Investigators can track child pornographers online because of the unique, identifying "Internet protocol," or IP, address each computer is assigned when it accesses the Internet, leaving a record of the access, she said.

Moving quickly in this case, local police and BCI agents determined it came from Miller's residence and they were waiting for him at his work site Sunday.

The investigation is just started, Mattison told Judge Braaten in arguing for a $50,000 bond for Miller.

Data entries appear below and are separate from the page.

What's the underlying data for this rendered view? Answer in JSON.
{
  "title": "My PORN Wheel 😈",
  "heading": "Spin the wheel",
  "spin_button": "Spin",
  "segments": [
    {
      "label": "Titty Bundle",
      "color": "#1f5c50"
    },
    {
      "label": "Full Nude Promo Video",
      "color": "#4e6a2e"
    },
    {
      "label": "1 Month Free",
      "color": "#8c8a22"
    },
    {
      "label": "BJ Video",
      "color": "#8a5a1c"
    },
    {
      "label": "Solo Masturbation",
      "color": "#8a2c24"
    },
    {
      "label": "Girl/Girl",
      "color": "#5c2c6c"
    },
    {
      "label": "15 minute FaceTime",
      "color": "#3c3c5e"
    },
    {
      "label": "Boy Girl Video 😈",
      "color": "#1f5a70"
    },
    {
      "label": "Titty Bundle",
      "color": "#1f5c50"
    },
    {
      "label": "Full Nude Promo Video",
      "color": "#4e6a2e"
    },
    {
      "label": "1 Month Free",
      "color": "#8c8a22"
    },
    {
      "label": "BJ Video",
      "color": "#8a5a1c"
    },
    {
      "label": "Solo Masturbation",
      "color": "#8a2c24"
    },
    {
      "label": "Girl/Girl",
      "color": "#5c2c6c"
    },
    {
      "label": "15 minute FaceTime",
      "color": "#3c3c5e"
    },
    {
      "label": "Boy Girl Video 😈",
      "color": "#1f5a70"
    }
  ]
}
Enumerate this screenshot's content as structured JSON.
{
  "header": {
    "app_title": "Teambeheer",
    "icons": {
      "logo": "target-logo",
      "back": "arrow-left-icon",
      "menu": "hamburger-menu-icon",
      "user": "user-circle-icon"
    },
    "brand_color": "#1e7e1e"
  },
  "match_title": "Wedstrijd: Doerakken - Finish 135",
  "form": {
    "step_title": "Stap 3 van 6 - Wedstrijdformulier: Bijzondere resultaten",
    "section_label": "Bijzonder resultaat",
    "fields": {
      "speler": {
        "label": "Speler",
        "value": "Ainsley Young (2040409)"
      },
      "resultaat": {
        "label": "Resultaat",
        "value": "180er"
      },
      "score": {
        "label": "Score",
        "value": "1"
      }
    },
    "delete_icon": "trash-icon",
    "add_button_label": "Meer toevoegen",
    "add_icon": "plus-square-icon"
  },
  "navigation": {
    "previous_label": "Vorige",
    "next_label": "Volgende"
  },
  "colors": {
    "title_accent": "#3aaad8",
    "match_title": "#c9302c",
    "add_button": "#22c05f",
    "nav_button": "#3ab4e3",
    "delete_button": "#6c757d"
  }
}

"I anticipate numerous other charges to be charged out as soon as later this week," she said. "This is a very egregious case."

Flight risk

Miller, originally from the state of Michigan, told Braaten he has no family ties to this region. He does general labor and is a lab tech at the large farm company known for raising potatoes.

The search of his apartment turned up several guns, books on survival and a passport, all reasons to be concerned he might be a flight risk, Mattison said.

But Braaten set Miller’s bail at $20,000 cash or surety, citing the fact that he faces only one Class C felony charge at this point. The charge carries a maximum penalty of five years in prison and a $5,000 fine.

Miller said he lived on Minnesota’s Iron Range before taking the job in Grand Forks about four years ago.

He said he’s got only about $450 in his checking account, a car worth about $1,000, no savings or real property and isn’t certain if he still has a job.

But based on his estimate that last year he earned $16,000 to $18,000 in his seasonal farm job, plus received about $3,000 in unemployment payments during the slow times, he didn’t qualify for a court-appointed attorney, Braaten told him.

She also ordered him to stay off the Internet, per Mattison’s request.

Miller asked if he could obtain his list of contacts from his cell phone, especially two phone numbers from the 503 area code, which is in Oregon. Braaten told him he would have to request such favors from the prosecutor, who said Miller’s phone still was part of the evidence seized and being investigated.

Braaten set his preliminary hearing for Aug. 8.

Mattison said the public would be surprised at the number of people viewing and possessing child pornography in the community. Every regular check by BCI agents of such activity turns up several, or even dozens, of such offenders in Grand Forks, she said.